This work addresses the performance degradation of autoregressive language models during long-sequence generation—manifested as repetition, diminished instruction-following ability, and unstable entropy—for which real-time diagnostic tools are lacking. The authors formalize this phenomenon as “cognitive fatigue” and model it through three dimensions: attention decay, representational drift, and entropy calibration bias. They propose a lightweight, model-agnostic Fatigue Index (FI) that satisfies axiomatic properties of monotonicity, boundedness, and interpretability, enabling online monitoring. Evaluated across nine models ranging from 1B to 13B parameters, FI effectively predicts task performance degradation (AUROC = 0.95) and textual repetition (Spearman ρ = 0.94). The analysis further reveals a non-monotonic relationship between model scale and fatigue dynamics: instruction-tuned models below 3B parameters exhibit accelerated fatigue, whereas those above 7B show significant mitigation.

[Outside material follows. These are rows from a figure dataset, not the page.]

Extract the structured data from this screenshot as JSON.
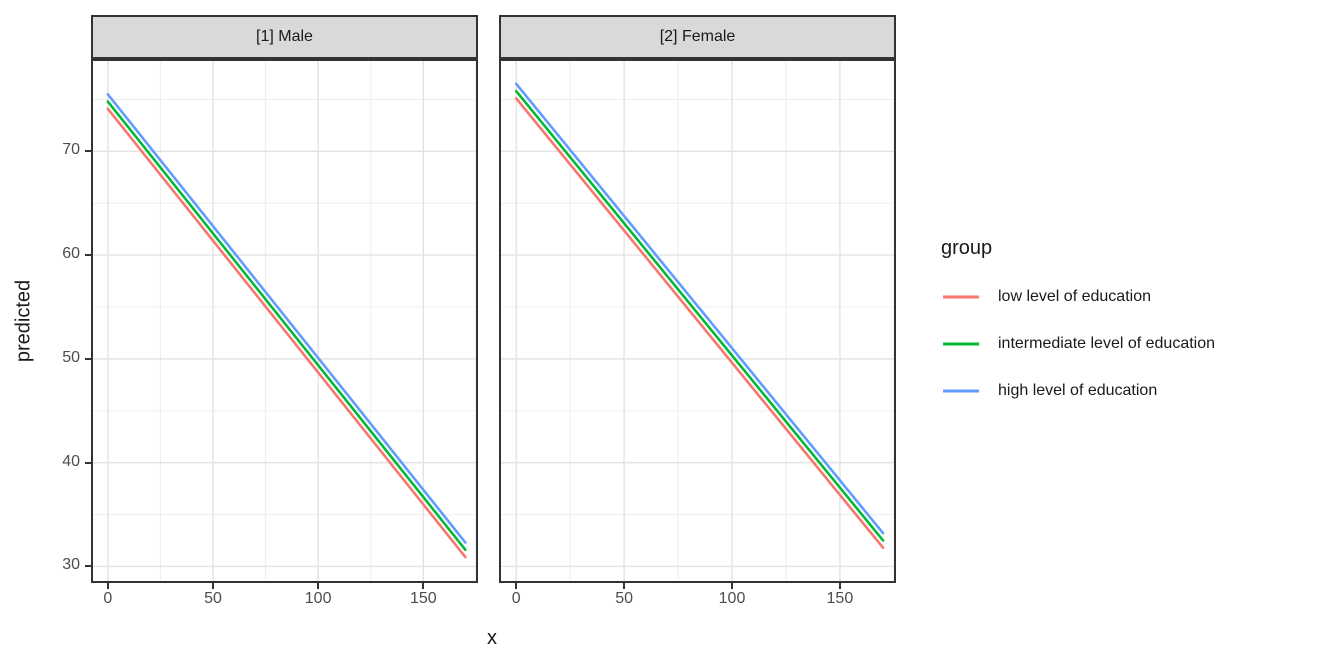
{
  "chart_data": {
    "type": "line",
    "title": "",
    "xlabel": "x",
    "ylabel": "predicted",
    "xlim": [
      -8,
      176
    ],
    "ylim": [
      28.4,
      78.9
    ],
    "x_ticks": [
      0,
      50,
      100,
      150
    ],
    "y_ticks": [
      30,
      40,
      50,
      60,
      70
    ],
    "x_minor_ticks": [
      25,
      75,
      125,
      175
    ],
    "y_minor_ticks": [
      35,
      45,
      55,
      65,
      75
    ],
    "grid": "major+minor",
    "legend_position": "right",
    "facets": [
      {
        "label": "[1] Male",
        "series": [
          {
            "name": "low level of education",
            "color": "#F8766D",
            "x": [
              0,
              170
            ],
            "y": [
              74.1,
              30.9
            ]
          },
          {
            "name": "intermediate level of education",
            "color": "#00BA38",
            "x": [
              0,
              170
            ],
            "y": [
              74.8,
              31.6
            ]
          },
          {
            "name": "high level of education",
            "color": "#619CFF",
            "x": [
              0,
              170
            ],
            "y": [
              75.5,
              32.3
            ]
          }
        ]
      },
      {
        "label": "[2] Female",
        "series": [
          {
            "name": "low level of education",
            "color": "#F8766D",
            "x": [
              0,
              170
            ],
            "y": [
              75.1,
              31.8
            ]
          },
          {
            "name": "intermediate level of education",
            "color": "#00BA38",
            "x": [
              0,
              170
            ],
            "y": [
              75.8,
              32.5
            ]
          },
          {
            "name": "high level of education",
            "color": "#619CFF",
            "x": [
              0,
              170
            ],
            "y": [
              76.5,
              33.2
            ]
          }
        ]
      }
    ],
    "legend": {
      "title": "group",
      "items": [
        {
          "label": "low level of education",
          "color": "#F8766D"
        },
        {
          "label": "intermediate level of education",
          "color": "#00BA38"
        },
        {
          "label": "high level of education",
          "color": "#619CFF"
        }
      ]
    }
  },
  "theme": {
    "panel_bg": "#ffffff",
    "strip_bg": "#d9d9d9",
    "strip_border": "#333333",
    "panel_border": "#333333",
    "grid_major": "#e3e3e3",
    "grid_minor": "#efefef",
    "tick_color": "#333333",
    "tick_label_color": "#4d4d4d",
    "text_color": "#1a1a1a",
    "line_width": 2.6
  }
}
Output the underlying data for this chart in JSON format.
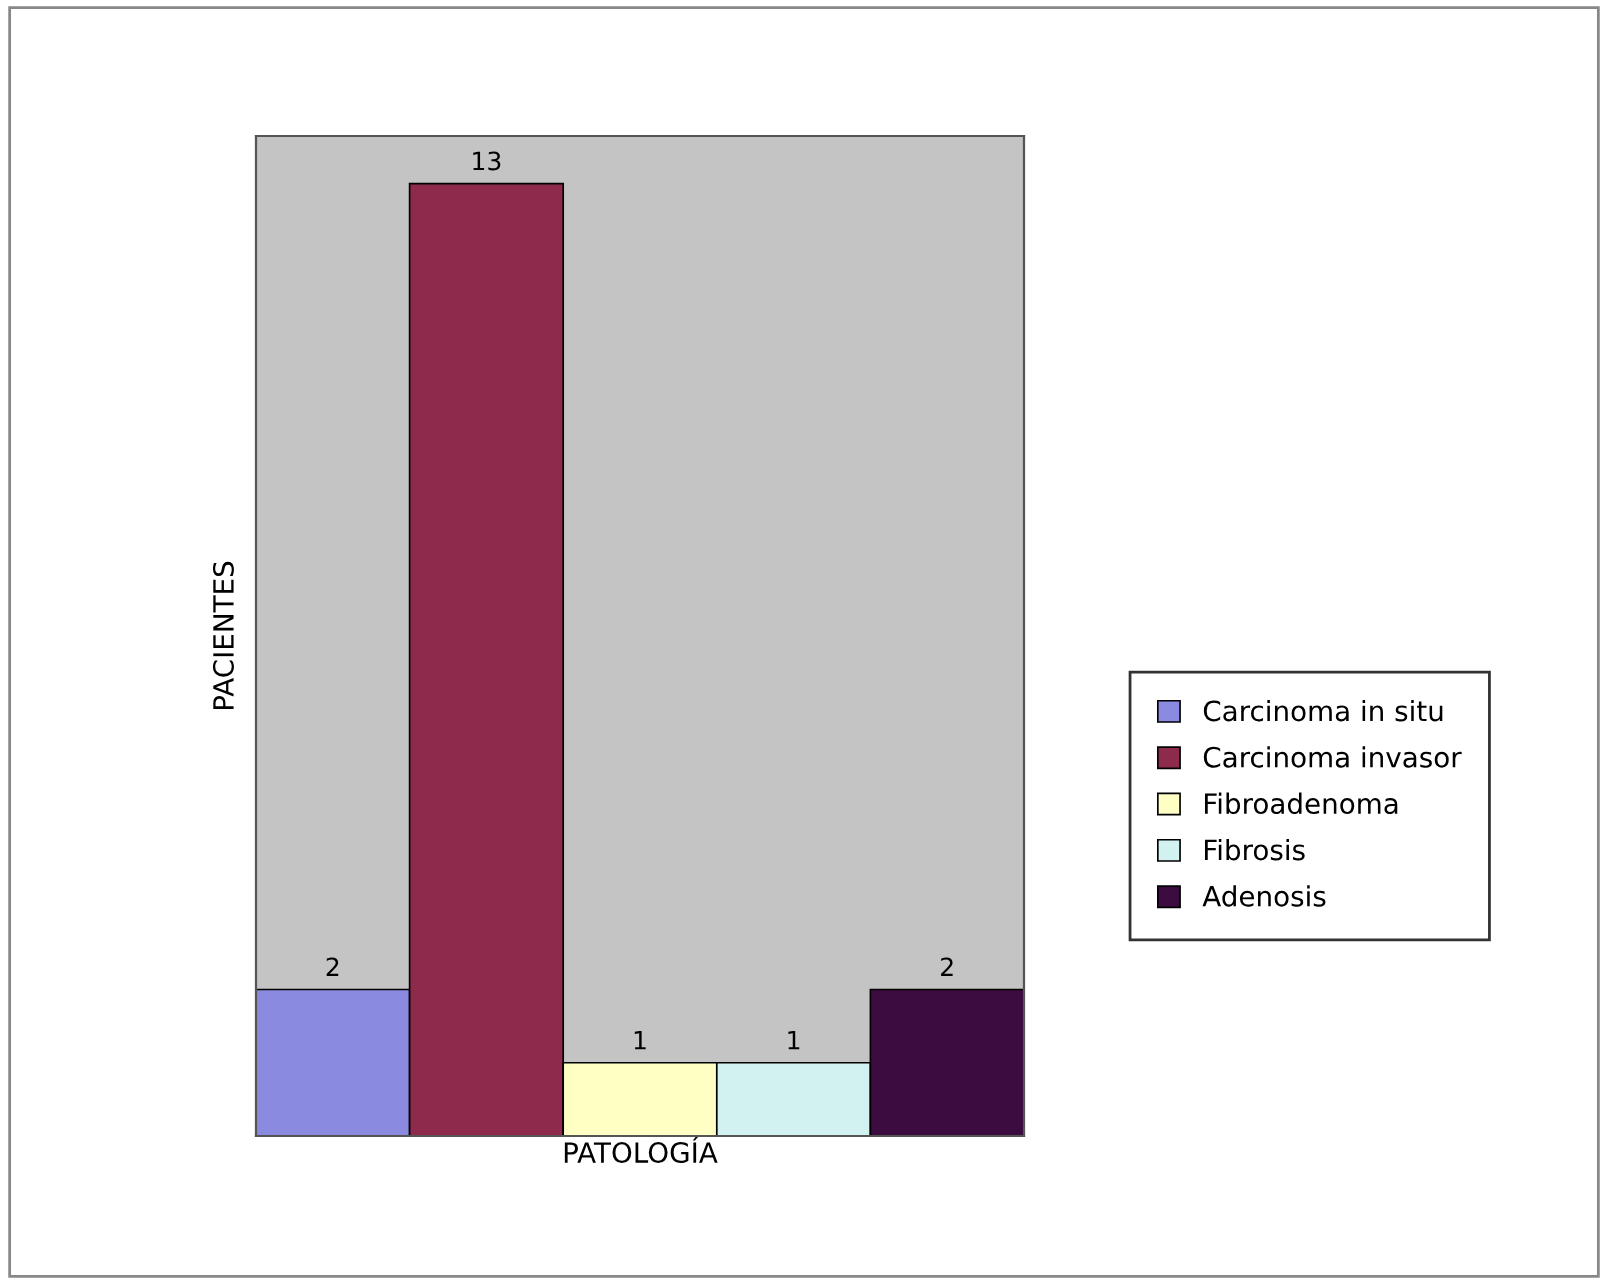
{
  "chart_data": {
    "type": "bar",
    "xlabel": "PATOLOGÍA",
    "ylabel": "PACIENTES",
    "categories": [
      null
    ],
    "series": [
      {
        "name": "Carcinoma in situ",
        "color": "#8a8ae0",
        "values": [
          2
        ]
      },
      {
        "name": "Carcinoma invasor",
        "color": "#8e2a4c",
        "values": [
          13
        ]
      },
      {
        "name": "Fibroadenoma",
        "color": "#ffffc4",
        "values": [
          1
        ]
      },
      {
        "name": "Fibrosis",
        "color": "#d2f2f2",
        "values": [
          1
        ]
      },
      {
        "name": "Adenosis",
        "color": "#3c0c40",
        "values": [
          2
        ]
      }
    ],
    "data_labels": true,
    "legend": "right",
    "tick_labels": false,
    "grid": false
  }
}
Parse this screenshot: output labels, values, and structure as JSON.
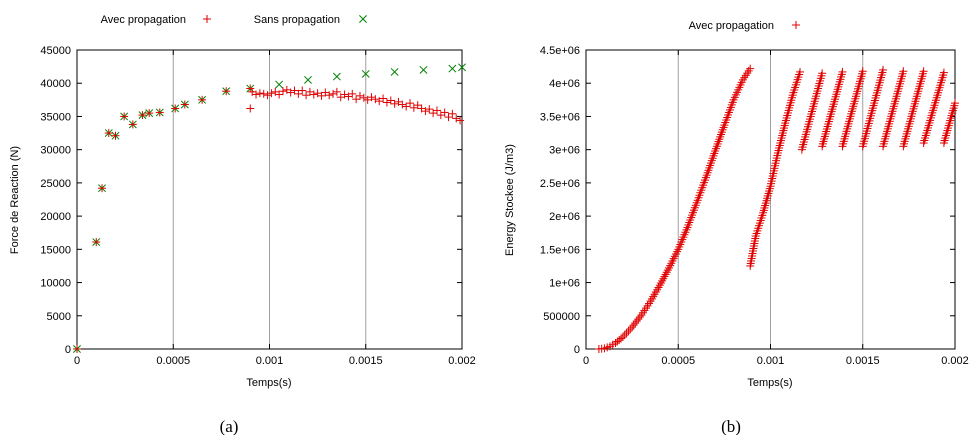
{
  "chart_data": [
    {
      "type": "scatter",
      "caption": "(a)",
      "xlabel": "Temps(s)",
      "ylabel": "Force de Reaction (N)",
      "xlim": [
        0,
        0.002
      ],
      "ylim": [
        0,
        45000
      ],
      "xticks": [
        0,
        0.0005,
        0.001,
        0.0015,
        0.002
      ],
      "xtick_labels": [
        "0",
        "0.0005",
        "0.001",
        "0.0015",
        "0.002"
      ],
      "yticks": [
        0,
        5000,
        10000,
        15000,
        20000,
        25000,
        30000,
        35000,
        40000,
        45000
      ],
      "ytick_labels": [
        "0",
        "5000",
        "10000",
        "15000",
        "20000",
        "25000",
        "30000",
        "35000",
        "40000",
        "45000"
      ],
      "grid": "vertical",
      "legend_position": "top",
      "series": [
        {
          "name": "Avec propagation",
          "marker": "plus",
          "color": "#e00000",
          "x": [
            0,
            0.0001,
            0.00013,
            0.000165,
            0.0002,
            0.000245,
            0.00029,
            0.00034,
            0.000375,
            0.00043,
            0.00051,
            0.00056,
            0.00065,
            0.000775,
            0.0009,
            0.0009,
            0.00091,
            0.00093,
            0.00095,
            0.00097,
            0.00099,
            0.00101,
            0.00103,
            0.00105,
            0.00107,
            0.00109,
            0.00111,
            0.00113,
            0.00115,
            0.00117,
            0.00119,
            0.00121,
            0.00123,
            0.00125,
            0.00127,
            0.00129,
            0.00131,
            0.00133,
            0.00135,
            0.00137,
            0.00139,
            0.00141,
            0.00143,
            0.00145,
            0.00147,
            0.00149,
            0.00151,
            0.00153,
            0.00155,
            0.00157,
            0.00159,
            0.00161,
            0.00163,
            0.00165,
            0.00167,
            0.00169,
            0.00171,
            0.00173,
            0.00175,
            0.00177,
            0.00179,
            0.00181,
            0.00183,
            0.00185,
            0.00187,
            0.00189,
            0.00191,
            0.00193,
            0.00195,
            0.00197,
            0.00199
          ],
          "y": [
            0,
            16100,
            24200,
            32500,
            32100,
            35000,
            33800,
            35200,
            35500,
            35600,
            36200,
            36800,
            37500,
            38800,
            39200,
            36200,
            38700,
            38300,
            38500,
            38400,
            38200,
            38500,
            38700,
            38300,
            38800,
            39000,
            38600,
            38900,
            38400,
            38900,
            38200,
            38700,
            38300,
            38500,
            38100,
            38600,
            38200,
            38400,
            38700,
            37900,
            38300,
            38000,
            38400,
            37600,
            38100,
            37800,
            37500,
            37900,
            37600,
            37300,
            37700,
            37100,
            37400,
            36900,
            37200,
            36800,
            36500,
            37000,
            36300,
            36700,
            36200,
            35800,
            36100,
            35500,
            35900,
            35200,
            35600,
            34900,
            35400,
            34700,
            34400
          ]
        },
        {
          "name": "Sans propagation",
          "marker": "x",
          "color": "#008000",
          "x": [
            0,
            0.0001,
            0.00013,
            0.000165,
            0.0002,
            0.000245,
            0.00029,
            0.00034,
            0.000375,
            0.00043,
            0.00051,
            0.00056,
            0.00065,
            0.000775,
            0.0009,
            0.00105,
            0.0012,
            0.00135,
            0.0015,
            0.00165,
            0.0018,
            0.00195,
            0.002
          ],
          "y": [
            0,
            16100,
            24200,
            32500,
            32100,
            35000,
            33800,
            35200,
            35500,
            35600,
            36200,
            36800,
            37500,
            38800,
            39200,
            39800,
            40500,
            41000,
            41400,
            41700,
            42000,
            42200,
            42400
          ]
        }
      ]
    },
    {
      "type": "scatter",
      "caption": "(b)",
      "xlabel": "Temps(s)",
      "ylabel": "Energy Stockee (J/m3)",
      "xlim": [
        0,
        0.002
      ],
      "ylim": [
        0,
        4500000
      ],
      "xticks": [
        0,
        0.0005,
        0.001,
        0.0015,
        0.002
      ],
      "xtick_labels": [
        "0",
        "0.0005",
        "0.001",
        "0.0015",
        "0.002"
      ],
      "yticks": [
        0,
        500000,
        1000000,
        1500000,
        2000000,
        2500000,
        3000000,
        3500000,
        4000000,
        4500000
      ],
      "ytick_labels": [
        "0",
        "500000",
        "1e+06",
        "1.5e+06",
        "2e+06",
        "2.5e+06",
        "3e+06",
        "3.5e+06",
        "4e+06",
        "4.5e+06"
      ],
      "grid": "vertical",
      "legend_position": "top",
      "series": [
        {
          "name": "Avec propagation",
          "marker": "plus",
          "color": "#e00000",
          "segments": [
            {
              "x": [
                7e-05,
                0.0001,
                0.00013,
                0.00016,
                0.0002,
                0.00025,
                0.0003,
                0.00035,
                0.0004,
                0.00045,
                0.0005,
                0.00055,
                0.0006,
                0.00065,
                0.0007,
                0.00075,
                0.0008,
                0.00085,
                0.00089
              ],
              "y": [
                0,
                10000,
                40000,
                90000,
                180000,
                330000,
                510000,
                720000,
                960000,
                1220000,
                1500000,
                1830000,
                2200000,
                2580000,
                2980000,
                3370000,
                3750000,
                4050000,
                4220000
              ]
            },
            {
              "x": [
                0.00089,
                0.00092,
                0.00096,
                0.001,
                0.00104,
                0.00108,
                0.00112,
                0.00116
              ],
              "y": [
                1250000,
                1700000,
                2050000,
                2450000,
                2950000,
                3400000,
                3820000,
                4170000
              ]
            },
            {
              "x": [
                0.00117,
                0.00128
              ],
              "y": [
                3000000,
                4150000
              ]
            },
            {
              "x": [
                0.00128,
                0.00139
              ],
              "y": [
                3050000,
                4170000
              ]
            },
            {
              "x": [
                0.00139,
                0.0015
              ],
              "y": [
                3050000,
                4180000
              ]
            },
            {
              "x": [
                0.0015,
                0.00161
              ],
              "y": [
                3050000,
                4200000
              ]
            },
            {
              "x": [
                0.00161,
                0.00172
              ],
              "y": [
                3050000,
                4180000
              ]
            },
            {
              "x": [
                0.00172,
                0.00183
              ],
              "y": [
                3050000,
                4180000
              ]
            },
            {
              "x": [
                0.00183,
                0.00194
              ],
              "y": [
                3100000,
                4160000
              ]
            },
            {
              "x": [
                0.00194,
                0.002
              ],
              "y": [
                3100000,
                3700000
              ]
            }
          ]
        }
      ]
    }
  ]
}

Autoregressive language models frequently degrade during long-horizon generation, producing repetitive text, losing instruction adherence, and exhibiting unstable entropy. Despite the prevalence of these failures, practitioners lack online diagnostics to detect them in real-time as they occur. We formalize this degradation as cognitive fatigue, a measurable generation-time state characterized by decay in attention to the original prompt, representational drift, and entropy miscalibration. We introduce the Fatigue Index (FI), a lightweight, model-agnostic diagnostic that aggregates these three signals under explicit axioms (monotonicity, boundedness, interpretability) enabling reliable runtime monitoring. Across nine models (1B-13B parameters), FI trajectories exhibit structured temporal dynamics, predict task degradation (AUROC = 0.95) and repetition (Spearman rho = 0.94), and reveal non-monotonic scaling behavior: instruction-tuned models below 3B exhibit faster collapse than base models, with this trend reversing at 7B. Stress analyses further show that FI onset accelerates under longer contexts, middle-positioned evidence, and reduced numerical precision. These results establish cognitive fatigue as a coherent and measurable phenomenon, and position FI as a principled tool for runtime reliability monitoring in production LLM systems.